Luis memberi hormat dan sedikit mengkerutkan dahi mencari keberadaan sosok nona muda,
Bukankah kata pengawal itu tadi siang nona Lucy bersama tuan Dev.. batin Luis
Tap.. tap.. tap.. Langkah kaki jenjang tuan Dev dan asisten Clark yang membawakan payung agar sang tuan tidak terkena air hujan semakin mendekati teras, dan setelah asisten Clark menurunkan payung tanpa banyak bicara tuan Dev masuk ke dalam rumah menuju Lift di samping tangga lalu menoleh pada Luis dan asisten Clark.
"Kalian istirahatlah.. " titah singkat tuan Dev saat sudah masuk kedalam lift, asisten Clark dan Luis memberi hormat bersamaan dengan pintu lift yang menutup,
Saat ini entah kenapa perasaan tuan Dev sedikit melow dan selalu memikirkan sang istri.

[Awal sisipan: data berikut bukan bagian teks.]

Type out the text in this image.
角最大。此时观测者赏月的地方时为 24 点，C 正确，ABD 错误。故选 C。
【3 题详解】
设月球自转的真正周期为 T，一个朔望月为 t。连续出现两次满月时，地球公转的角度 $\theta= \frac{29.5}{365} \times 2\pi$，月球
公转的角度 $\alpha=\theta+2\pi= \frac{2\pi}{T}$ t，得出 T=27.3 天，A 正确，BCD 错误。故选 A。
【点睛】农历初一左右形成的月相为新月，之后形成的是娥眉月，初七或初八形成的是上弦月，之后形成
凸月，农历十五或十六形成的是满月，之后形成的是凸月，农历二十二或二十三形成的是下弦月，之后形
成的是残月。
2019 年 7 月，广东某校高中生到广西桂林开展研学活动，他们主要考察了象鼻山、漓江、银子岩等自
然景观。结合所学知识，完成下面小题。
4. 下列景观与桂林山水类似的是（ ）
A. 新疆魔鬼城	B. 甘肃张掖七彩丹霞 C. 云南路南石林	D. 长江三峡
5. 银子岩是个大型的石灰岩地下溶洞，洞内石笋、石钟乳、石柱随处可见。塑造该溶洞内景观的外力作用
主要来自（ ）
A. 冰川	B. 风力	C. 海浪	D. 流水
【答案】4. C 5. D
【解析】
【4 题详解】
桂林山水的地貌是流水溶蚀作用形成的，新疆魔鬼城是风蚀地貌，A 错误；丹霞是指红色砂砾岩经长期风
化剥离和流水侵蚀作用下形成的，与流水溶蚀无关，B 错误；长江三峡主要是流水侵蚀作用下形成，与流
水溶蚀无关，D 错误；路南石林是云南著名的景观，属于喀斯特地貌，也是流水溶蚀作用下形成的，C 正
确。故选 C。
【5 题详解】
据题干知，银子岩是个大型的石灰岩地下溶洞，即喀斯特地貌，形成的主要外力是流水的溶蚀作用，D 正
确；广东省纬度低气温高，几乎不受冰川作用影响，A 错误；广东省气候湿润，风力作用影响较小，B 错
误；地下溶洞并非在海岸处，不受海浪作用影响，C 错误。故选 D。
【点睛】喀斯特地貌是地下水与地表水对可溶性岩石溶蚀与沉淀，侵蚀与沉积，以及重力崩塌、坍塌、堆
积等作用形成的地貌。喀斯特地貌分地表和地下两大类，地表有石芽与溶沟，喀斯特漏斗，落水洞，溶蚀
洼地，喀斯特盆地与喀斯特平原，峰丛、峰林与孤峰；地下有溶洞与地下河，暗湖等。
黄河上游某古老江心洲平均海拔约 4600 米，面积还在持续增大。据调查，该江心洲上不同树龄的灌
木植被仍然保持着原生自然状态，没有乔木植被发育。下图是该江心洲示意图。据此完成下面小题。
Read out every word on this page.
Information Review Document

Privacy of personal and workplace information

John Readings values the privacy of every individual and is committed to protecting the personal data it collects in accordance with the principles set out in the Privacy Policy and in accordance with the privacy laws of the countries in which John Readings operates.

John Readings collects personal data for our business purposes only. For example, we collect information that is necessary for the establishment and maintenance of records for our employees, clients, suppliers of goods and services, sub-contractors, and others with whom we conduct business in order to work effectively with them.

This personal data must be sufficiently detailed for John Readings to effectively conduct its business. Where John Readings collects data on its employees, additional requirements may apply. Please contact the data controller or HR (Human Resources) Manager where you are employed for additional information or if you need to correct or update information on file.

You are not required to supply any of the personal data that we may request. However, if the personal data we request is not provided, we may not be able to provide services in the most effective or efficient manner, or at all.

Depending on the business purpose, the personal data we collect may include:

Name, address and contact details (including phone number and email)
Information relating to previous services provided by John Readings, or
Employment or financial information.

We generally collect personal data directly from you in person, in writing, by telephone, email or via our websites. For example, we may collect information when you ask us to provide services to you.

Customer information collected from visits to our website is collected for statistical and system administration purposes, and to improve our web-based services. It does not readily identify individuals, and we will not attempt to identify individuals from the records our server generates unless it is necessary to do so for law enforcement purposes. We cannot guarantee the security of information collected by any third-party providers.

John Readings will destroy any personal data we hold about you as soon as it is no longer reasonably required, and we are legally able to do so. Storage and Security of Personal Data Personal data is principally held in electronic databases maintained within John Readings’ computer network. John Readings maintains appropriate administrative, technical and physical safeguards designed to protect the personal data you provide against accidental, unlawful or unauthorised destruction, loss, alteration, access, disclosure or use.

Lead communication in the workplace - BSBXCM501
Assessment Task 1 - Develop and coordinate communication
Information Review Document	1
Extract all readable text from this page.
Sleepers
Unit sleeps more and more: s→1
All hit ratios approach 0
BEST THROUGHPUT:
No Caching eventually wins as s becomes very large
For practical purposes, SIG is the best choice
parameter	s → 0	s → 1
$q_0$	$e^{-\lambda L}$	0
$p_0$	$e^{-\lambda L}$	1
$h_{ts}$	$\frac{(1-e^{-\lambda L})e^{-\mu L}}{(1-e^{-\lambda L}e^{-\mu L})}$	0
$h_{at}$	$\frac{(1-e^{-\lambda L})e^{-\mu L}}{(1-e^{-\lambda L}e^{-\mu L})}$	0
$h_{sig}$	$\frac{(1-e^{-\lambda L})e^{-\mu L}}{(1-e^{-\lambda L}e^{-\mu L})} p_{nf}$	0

"Kami tidak sempat berkomunikasi seharian ini, dia pasti kelelahan karena bebas hang out bersama teman temannya bahkan sampai lupa memberi kabar" tuan Dev bermonolog dalam hati selama berada di dalam lift yang menuju ke lantai atas.
Tiinggg..
Suara pintu lift terbuka, tuan Dev yang sudah tak sabar ingin melihat sang istri boneka yang mulai mengisi ruang di hatinya itu masuk kedalam kamar utama..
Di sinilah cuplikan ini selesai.